What I'm trying to do is to make The RNN predict sine function.
It gets input of 1 dim. and outputs also 1 dim in batch as follow.
import tensorflow as tf
from tensorflow.examples.tutorials import mnist
import numpy as np
import matplotlib.pyplot as plt
import os
import time
# FLAGS (options)
tf.flags.DEFINE_string("data_dir", "", "")
#tf.flags.DEFINE_boolean("read_attn", True, "enable attention for reader")
#tf.flags.DEFINE_boolean("write_attn",True, "enable attention for writer")
opt = tf.flags.FLAGS
#Parameters
time_step = 10
num_rnn_h = 16
batch_size = 2
max_epoch=10000
learning_rate=1e-3 # learning rate for optimizer
eps=1e-8 # epsilon for numerical stability
#temporary sinusoid data
x_tr = np.zeros([batch_size,time_step])
y_tr = np.zeros([batch_size,time_step])
ptrn = 0.7*np.sin(np.arange(time_step+1)/(2*np.pi))
x_tr[0] = ptrn[0:time_step]
y_tr[0] = ptrn[1:time_step+1]
x_tr[1] = ptrn[0:time_step]
y_tr[1] = ptrn[1:time_step+1]
#Build model
x = tf.placeholder(tf.float32,shape=[batch_size,time_step,1], name= 'input')
y = tf.placeholder(tf.float32,shape=[None,time_step,1], name= 'target')
cell = tf.nn.rnn_cell.BasicRNNCell(num_rnn_h)
#cell = tf.nn.rnn_cell.LSTMCell(num_h, state_is_tuple=True)
with tf.variable_scope('output'):
W_o = tf.get_variable('W_o', shape=[num_rnn_h, 1])

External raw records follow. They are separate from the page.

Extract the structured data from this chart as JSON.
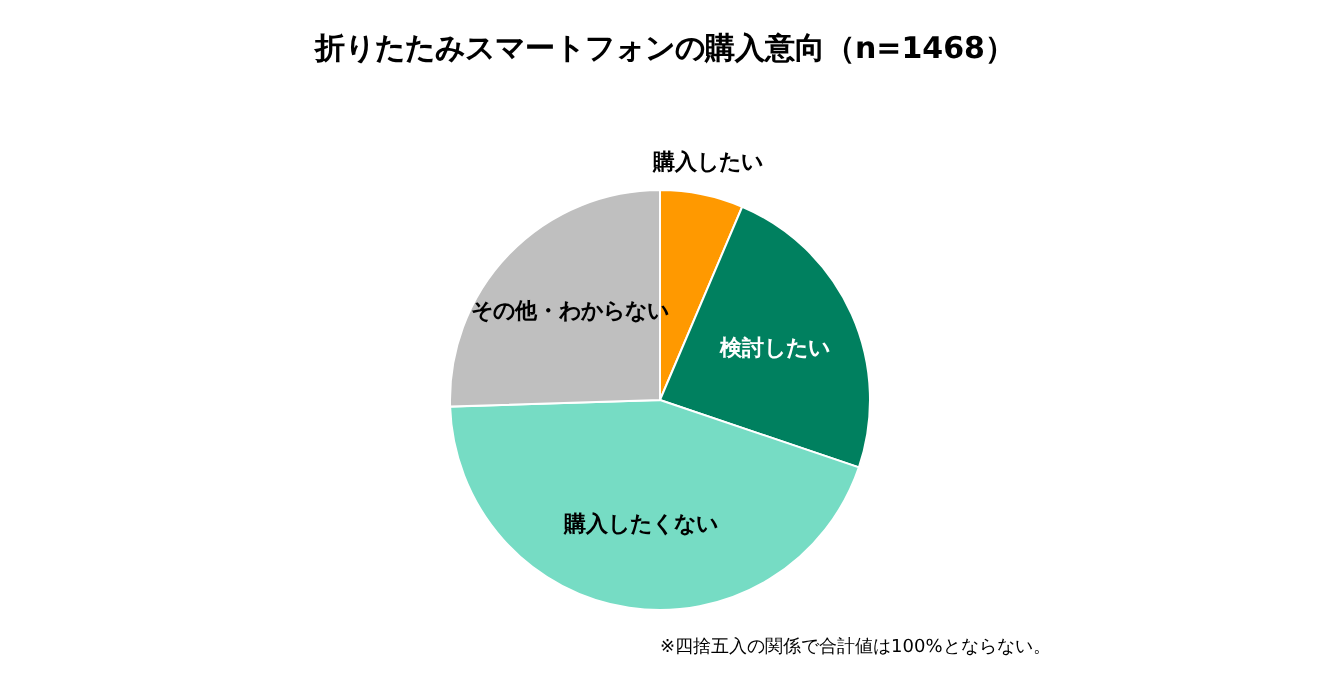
{
  "chart_data": {
    "type": "pie",
    "title": "折りたたみスマートフォンの購入意向（n=1468）",
    "categories": [
      "購入したい",
      "検討したい",
      "購入したくない",
      "その他・わからない"
    ],
    "values": [
      6.4,
      23.8,
      44.3,
      25.5
    ],
    "colors": [
      "#ff9900",
      "#00805f",
      "#76dcc4",
      "#bfbfbf"
    ],
    "annotations": [
      "※四捨五入の関係で合計値は100%とならない。"
    ]
  }
}
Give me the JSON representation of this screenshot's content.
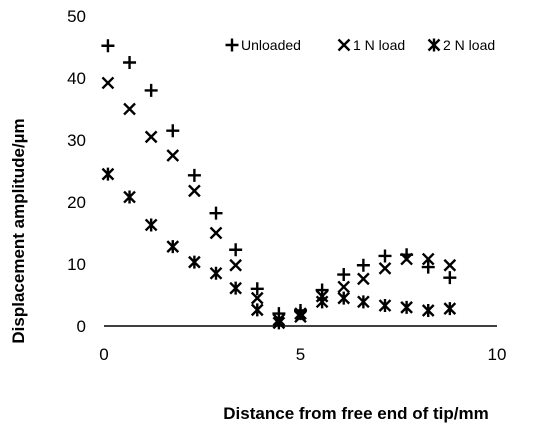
{
  "chart_data": {
    "type": "scatter",
    "title": "",
    "xlabel": "Distance from free end of tip/mm",
    "ylabel": "Displacement amplitude/µm",
    "xlim": [
      0,
      10
    ],
    "ylim": [
      0,
      50
    ],
    "x_ticks": [
      "0",
      "5",
      "10"
    ],
    "y_ticks": [
      "0",
      "10",
      "20",
      "30",
      "40",
      "50"
    ],
    "grid": false,
    "legend_position": "top-right",
    "series": [
      {
        "name": "Unloaded",
        "marker": "plus",
        "x": [
          0.1,
          0.65,
          1.2,
          1.75,
          2.3,
          2.85,
          3.35,
          3.9,
          4.45,
          5.0,
          5.55,
          6.1,
          6.6,
          7.15,
          7.7,
          8.25,
          8.8
        ],
        "y": [
          45.2,
          42.5,
          38.0,
          31.5,
          24.3,
          18.2,
          12.3,
          6.0,
          2.0,
          2.5,
          5.8,
          8.3,
          9.8,
          11.3,
          11.5,
          9.5,
          7.8
        ]
      },
      {
        "name": "1 N load",
        "marker": "x",
        "x": [
          0.1,
          0.65,
          1.2,
          1.75,
          2.3,
          2.85,
          3.35,
          3.9,
          4.45,
          5.0,
          5.55,
          6.1,
          6.6,
          7.15,
          7.7,
          8.25,
          8.8
        ],
        "y": [
          39.2,
          35.0,
          30.5,
          27.5,
          21.8,
          15.0,
          9.8,
          4.5,
          1.0,
          1.5,
          4.8,
          6.3,
          7.6,
          9.3,
          10.8,
          10.8,
          9.8
        ]
      },
      {
        "name": "2 N load",
        "marker": "asterisk",
        "x": [
          0.1,
          0.65,
          1.2,
          1.75,
          2.3,
          2.85,
          3.35,
          3.9,
          4.45,
          5.0,
          5.55,
          6.1,
          6.6,
          7.15,
          7.7,
          8.25,
          8.8
        ],
        "y": [
          24.5,
          20.8,
          16.3,
          12.8,
          10.3,
          8.5,
          6.1,
          2.6,
          0.5,
          2.0,
          3.9,
          4.5,
          3.9,
          3.3,
          3.0,
          2.5,
          2.8
        ]
      }
    ]
  }
}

b_o = tf.get_variable('b_o', shape=[1], initializer=tf.constant_initializer(0.0))
init_state = cell.zero_state(batch_size, tf.float32)
#make graph
#rnn_outputs, final_states = tf.scan(cell, xx1, initializer= tf.zeros([num_rnn_h]))
scan_outputs = tf.scan(lambda a, xi: cell(xi, a), tf.transpose(x, perm=[1,0,2]), initializer= init_state)

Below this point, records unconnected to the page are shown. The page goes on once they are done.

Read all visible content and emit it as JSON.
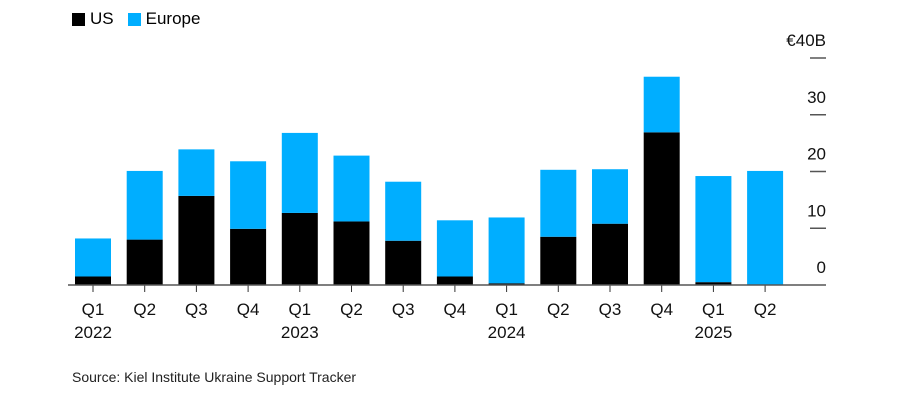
{
  "legend": [
    {
      "label": "US",
      "color": "#000000"
    },
    {
      "label": "Europe",
      "color": "#00aeff"
    }
  ],
  "source": "Source: Kiel Institute Ukraine Support Tracker",
  "chart_data": {
    "type": "bar",
    "stacked": true,
    "title": "",
    "xlabel": "",
    "ylabel": "",
    "categories": [
      "Q1 2022",
      "Q2 2022",
      "Q3 2022",
      "Q4 2022",
      "Q1 2023",
      "Q2 2023",
      "Q3 2023",
      "Q4 2023",
      "Q1 2024",
      "Q2 2024",
      "Q3 2024",
      "Q4 2024",
      "Q1 2025",
      "Q2 2025"
    ],
    "tick_labels": [
      [
        "Q1",
        "2022"
      ],
      [
        "Q2",
        ""
      ],
      [
        "Q3",
        ""
      ],
      [
        "Q4",
        ""
      ],
      [
        "Q1",
        "2023"
      ],
      [
        "Q2",
        ""
      ],
      [
        "Q3",
        ""
      ],
      [
        "Q4",
        ""
      ],
      [
        "Q1",
        "2024"
      ],
      [
        "Q2",
        ""
      ],
      [
        "Q3",
        ""
      ],
      [
        "Q4",
        ""
      ],
      [
        "Q1",
        "2025"
      ],
      [
        "Q2",
        ""
      ]
    ],
    "series": [
      {
        "name": "US",
        "color": "#000000",
        "values": [
          1.5,
          8.0,
          15.7,
          9.9,
          12.7,
          11.2,
          7.8,
          1.5,
          0.3,
          8.5,
          10.8,
          26.9,
          0.5,
          0
        ]
      },
      {
        "name": "Europe",
        "color": "#00aeff",
        "values": [
          6.7,
          12.1,
          8.2,
          11.9,
          14.1,
          11.6,
          10.4,
          9.9,
          11.6,
          11.8,
          9.6,
          9.8,
          18.7,
          20.1
        ]
      }
    ],
    "ylim": [
      0,
      40
    ],
    "yticks": [
      0,
      10,
      20,
      30,
      40
    ],
    "ytick_labels": [
      "0",
      "10",
      "20",
      "30",
      "€40B"
    ],
    "y_axis_position": "right",
    "legend_position": "top-left"
  }
}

rnn_outputs, rnn_states = tf.unpack(tf.transpose(scan_outputs,perm=[1,2,0,3]))
print rnn_outputs, rnn_states
with tf.variable_scope('predictions'):
weighted_sum = tf.reshape(tf.matmul(tf.reshape(rnn_outputs, [-1, num_rnn_h]), W_o), [batch_size, time_step, 1])

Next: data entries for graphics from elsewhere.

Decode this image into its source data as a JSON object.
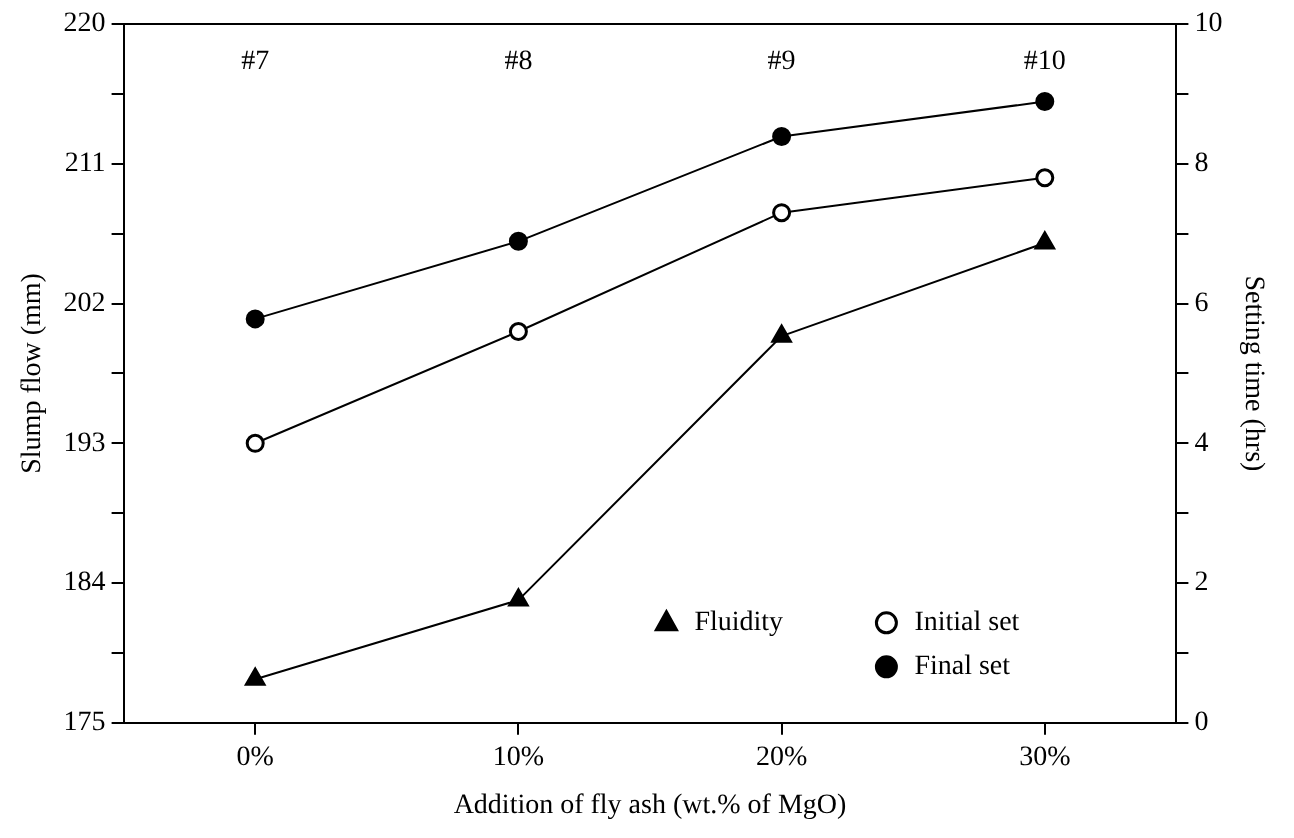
{
  "chart_data": {
    "type": "line",
    "xlabel": "Addition of fly ash (wt.% of MgO)",
    "ylabel": "Slump flow (mm)",
    "y2label": "Setting time (hrs)",
    "categories": [
      "0%",
      "10%",
      "20%",
      "30%"
    ],
    "series": [
      {
        "name": "Fluidity",
        "color": "#000000",
        "marker": "triangle",
        "values": [
          177.8,
          182.9,
          199.9,
          205.9
        ]
      },
      {
        "name": "Initial set",
        "color": "#000000",
        "marker": "circle",
        "axis": "y2",
        "values": [
          4.0,
          5.6,
          7.3,
          7.8
        ]
      },
      {
        "name": "Final set",
        "color": "#000000",
        "marker": "circle",
        "axis": "y2",
        "values": [
          5.78,
          6.89,
          8.39,
          8.89
        ]
      }
    ],
    "ylim": [
      175,
      220
    ],
    "yticks": [
      175,
      {
        "value": 179.5,
        "label": null
      },
      184,
      {
        "value": 188.5,
        "label": null
      },
      193,
      {
        "value": 197.5,
        "label": null
      },
      202,
      {
        "value": 206.5,
        "label": null
      },
      211,
      {
        "value": 215.5,
        "label": null
      },
      220
    ],
    "y2lim": [
      0,
      10
    ],
    "y2ticks": [
      0,
      {
        "value": 1,
        "label": null
      },
      2,
      {
        "value": 3,
        "label": null
      },
      4,
      {
        "value": 5,
        "label": null
      },
      6,
      {
        "value": 7,
        "label": null
      },
      8,
      {
        "value": 9,
        "label": null
      },
      10
    ],
    "annotations": [
      "#7",
      "#8",
      "#9",
      "#10"
    ],
    "grid": false,
    "legend": "bottom right",
    "line_style": "solid"
  }
}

predictions = tf.add(weighted_sum, b_o, name='predictions')
with tf.variable_scope('loss'):
loss = tf.reduce_mean((y - predictions) ** 2, name='loss')
train_step = tf.train.AdamOptimizer(learning_rate).minimize(loss)
But It gives an error at the last line (optimizer) like ,
ValueError: Shapes (2, 16) and (2, 2, 16) are not compatible
Please someone knows the reason, tell me how to fix it...
I assume your error is not on the last line (the optimizer) but rather on some operation you are doing earlier. Perhaps in the reduce_mean with this y - prediction? I will not go over your code in details but I will tell you that this error comes when you do an operation between two tensors which require the same shape (usually math operations).